O Ser Humano Vê o Perigo na Consciência (Percepção dos Problemas)

Trecho do livro Origem das Enfermidades, de Norberto Keppe.

 

Não prestei concurso em minha firma para um cargo melhor, com medo de falhar.

Sua ideia é que vendo seus defeitos se prejudicará na vida; porém, o fundamental é ter consciência deles para saber como lidar consigo próprio.

 

O que a ciência denominou de sintomas significa um tipo de «percepção» que aparece, seja no campo psicológico ou no orgânico, clamando pela atenção do indivíduo sobre o que está acontecendo em sua vida. Porém, por mais incrível que pareça, foi criado um verdadeiro arsenal, seja no setor psíquico ou no físico (medicamentos, internações) com a finalidade de esconder o que a sintomatologia está mostrando – e com essa atitude a consciência que é o fator básico da existência é eliminado.

Se o ser humano considera a consciência como sendo o elemento mais perigoso de sua vida, como levá-lo a aceitá-la? Daí a necessidade não só da análise, mas também da difusão de livros e informações que favoreçam a percepção desse engano.

 

Sonhei que fui viajar e no aeroporto o guarda vigiava todos os aspectos de meu passaporte; havia um gato comigo que, por não lhe prestar atenção, perdeu uma pata.

A que associa a atitude do guarda e do gato?

Falta de atenção com o que acontece.

E o guarda? Insisti.

Censura muito grande.

Ou melhor, corrigi eu, o impedimento que coloca em sua mente, para não ver os prejuízos que acontecem na vida, justamente por não querer ver suas falhas – como a falta de uma pata no gato mostrou!

 

Quanto menos problemas vê, mais neurótico o indivíduo é, enquanto na sanidade a percepção das dificuldades é bastante aguda, por haver menor resistência à consciência.

Parece que depois de seis meses de análise, estou bem pior!

Por que pensa assim? Perguntei.

Porque quando iniciei o tratamento não notava nem 10% dos problemas que vejo agora.

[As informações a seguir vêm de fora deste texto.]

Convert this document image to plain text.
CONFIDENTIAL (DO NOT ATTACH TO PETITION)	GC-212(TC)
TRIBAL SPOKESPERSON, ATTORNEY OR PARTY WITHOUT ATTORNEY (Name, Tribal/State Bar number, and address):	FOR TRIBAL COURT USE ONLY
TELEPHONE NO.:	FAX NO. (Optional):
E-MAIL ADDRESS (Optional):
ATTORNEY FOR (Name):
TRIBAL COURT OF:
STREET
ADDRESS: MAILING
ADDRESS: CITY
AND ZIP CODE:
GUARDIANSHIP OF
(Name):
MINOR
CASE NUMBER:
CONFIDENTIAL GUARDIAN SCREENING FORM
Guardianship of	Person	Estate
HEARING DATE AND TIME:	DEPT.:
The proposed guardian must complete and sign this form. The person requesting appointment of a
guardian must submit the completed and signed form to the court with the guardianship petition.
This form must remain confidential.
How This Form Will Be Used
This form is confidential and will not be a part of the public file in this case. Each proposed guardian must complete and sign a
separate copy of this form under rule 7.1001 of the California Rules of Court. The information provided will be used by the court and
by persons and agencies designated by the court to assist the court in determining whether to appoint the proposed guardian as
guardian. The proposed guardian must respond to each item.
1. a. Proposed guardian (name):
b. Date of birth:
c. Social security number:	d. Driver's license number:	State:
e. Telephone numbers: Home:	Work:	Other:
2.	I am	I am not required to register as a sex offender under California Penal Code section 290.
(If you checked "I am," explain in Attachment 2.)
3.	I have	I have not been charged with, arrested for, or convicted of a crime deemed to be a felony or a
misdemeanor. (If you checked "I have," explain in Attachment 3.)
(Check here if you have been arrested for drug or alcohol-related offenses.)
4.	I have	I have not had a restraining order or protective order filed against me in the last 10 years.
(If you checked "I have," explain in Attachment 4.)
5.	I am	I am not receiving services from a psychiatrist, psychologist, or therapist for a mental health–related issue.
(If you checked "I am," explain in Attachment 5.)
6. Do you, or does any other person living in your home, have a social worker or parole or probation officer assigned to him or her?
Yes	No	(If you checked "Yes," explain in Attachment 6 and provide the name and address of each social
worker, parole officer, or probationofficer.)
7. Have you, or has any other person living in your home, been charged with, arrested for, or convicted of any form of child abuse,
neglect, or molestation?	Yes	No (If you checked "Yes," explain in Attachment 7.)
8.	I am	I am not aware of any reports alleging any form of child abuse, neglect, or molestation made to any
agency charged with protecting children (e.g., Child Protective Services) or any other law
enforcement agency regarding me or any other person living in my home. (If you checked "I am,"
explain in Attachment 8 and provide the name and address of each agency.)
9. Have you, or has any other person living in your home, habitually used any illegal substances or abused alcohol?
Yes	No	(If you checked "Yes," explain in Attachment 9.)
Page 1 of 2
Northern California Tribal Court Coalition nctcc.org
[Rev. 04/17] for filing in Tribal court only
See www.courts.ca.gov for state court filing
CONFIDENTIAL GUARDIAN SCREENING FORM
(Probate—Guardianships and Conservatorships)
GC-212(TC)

À medida que vai diminuindo sua cegueira (que é a censura à consciência) a sra. enxerga melhor seus defeitos.

 

Para que o ser humano viva na realidade necessita ter uma boa dose de humildade, que o tirará dos delírios megalômanos, enquanto na arrogância existe um tal nível de fantasias fora da existência, que as outras pessoas não conseguem estabelecer relação com ele – mas sentem receio porque não há garantia alguma que o arrogante não vá de repente atacar, sem motivo plausível.

 

Sonhei que as ondas do oceano subiam até o apartamento em que estava no vigésimo andar, mas pensava que só meu carro que estava lá embaixo sendo prejudicado, falou G.A.

A que associa as ondas e o carro?

As ondas à consciência, e o carro ao desenvolvimento e segurança, respondeu.

Neste caso, o sr. tem a ideia de que a consciência destrói o seu desenvolvimento e segurança, expliquei.

No sonho eu via também minha mãe ao meu lado, tranquila sobre os acontecimentos.

E na atitude dela o que vê? Perguntei novamente.

Pessoa alheia ao que acontece; e eu admirava sua atitude.

O sr. admira a alienação, desejando permanecer alheio ao que acontece, expliquei novamente.

 

Como o leitor poderá notar, ao mesmo tempo em que o cliente via perigo na consciência (ondas do mar) para o seu desenvolvimento e segurança, não tinha receio que elas subissem até o vigésimo andar. De qualquer modo, G.A. estava invertido ao colocar seu sucesso no carro, e não no apartamento que residia e aguentava a subida das águas!

A psicanálise tradicional sempre deu a ideia de que o ser humano seria doente, por causa desse universo interior denominado por Freud de inconsciente – e que enquanto não se tornasse consciente, não haveria cura ou desenvolvimento. Eu (Keppe) afirmo que o ser humano se tornou doente justamente pelo contrário, em não aceitar a consciência – que inclusive lhe traria o conhecimento de toda a corrupção e problemas. Assim sendo foi criada enorme oposição à sabedoria e ao entendimento, com o adoecimento do indivíduo e da sociedade que elaborou, eivada de erros por causa de suas falhas. Posso dizer sem medo de cometer gafe que patologia é a conduta de oposição à consciência.

A rejeição em conscientizar os próprios problemas significa uma atitude de causar danos a si mesmo e à sociedade, porque o indivíduo e a vida social se tornam vulneráveis a todos eles; aliás, este fato explica a resistência em praticar a «psicoterapia », desde que ela mexe com tudo aquilo que o ser humano e a civilização vêm escondendo ciosamente.